Sweet limes keep fresh for up to two weeks at room temperature, and four to eight weeks refrigerated. Frozen juice will keep for up to six months. It is possible to freeze slices of the fruit, though the limonin content may cause the pulp to taste bitter over time. This can be avoided by submerging the slices in sweet syrup within an airtight glass jar.
Sweet lemons are an excellent source of vitamin C to strengthen the immune system while reducing inflammation and contain other nutrients, including vitamin A, fiber, calcium, potassium, folate, and niacin. Sweet lemon and sweet lime refer to groups of citrus hybrids that contain low acid pulp and juice. They are hybrids often similar to non-sweet lemons or limes, but with less citron parentage. Sweet limes and lemons are not sharply separated:
The sweet lime, Citrus limettioides Tan. (syn. C. lumia Risso et Poit.), is often confused with the sweet lemon, C. limetta Tan. (q.v. under LEMON) which, in certain areas, is referred to as "sweet lime". In some of the literature, it is impossible to tell which fruit is under discussion. The same plant may also be known by different names. The Indian sweet lime is the mitha nimbu (numerous modifications and other local names) of India, the limûn helou or succari of Egypt, and the Palestine sweet lime (to distinguish it from the Millsweet and Tunisian limettas, commonly called sweet limes). The sweet lemons and sweet limes are not derived from either lemons or the more common limes, nor do they represent a monophyletic grouping, having arisen from distinct citrus hybridizations.
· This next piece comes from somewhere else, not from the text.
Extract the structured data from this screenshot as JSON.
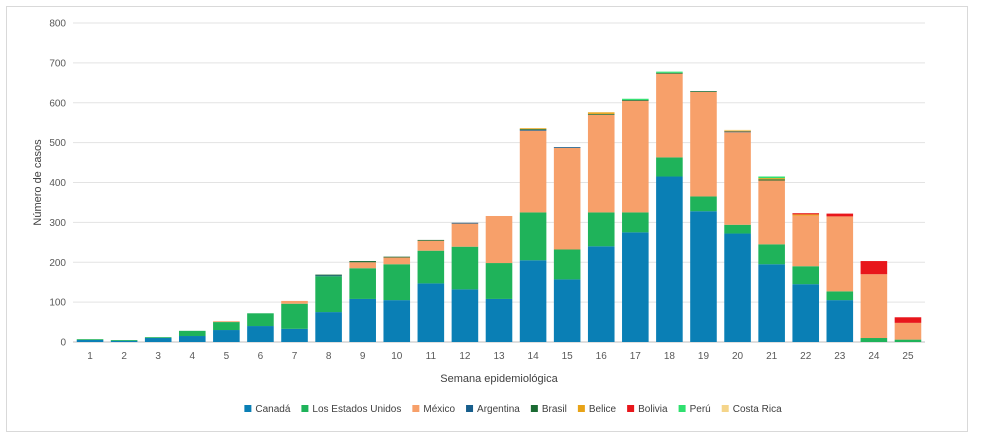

Plants and fruits with the common name sweet lemon or sweet lime include: Citrus limetta, small and round like a common lime, with sweet juice, a citron/sour orange hybrid. Lumia, a large dry citron-like fruit that is pear shaped and not necessarily sweet. This is itself a mixed group: one member has been found to have resulted from a lemon crossing with a citron/pomelo hybrid, a second member is a micrantha/citron mix. Palestinian sweet lime, Citrus × latifolia, mainly used as a rootstock, a citron/mandarin/pomelo hybrid.
Ujukitsu, Citrus ujukitsu, or 'lemonade fruit', likely a tangelo, a Kishu mikan crossed with a pomelo-like fruit, produced by citrus pioneer Chōzaburō Tanaka.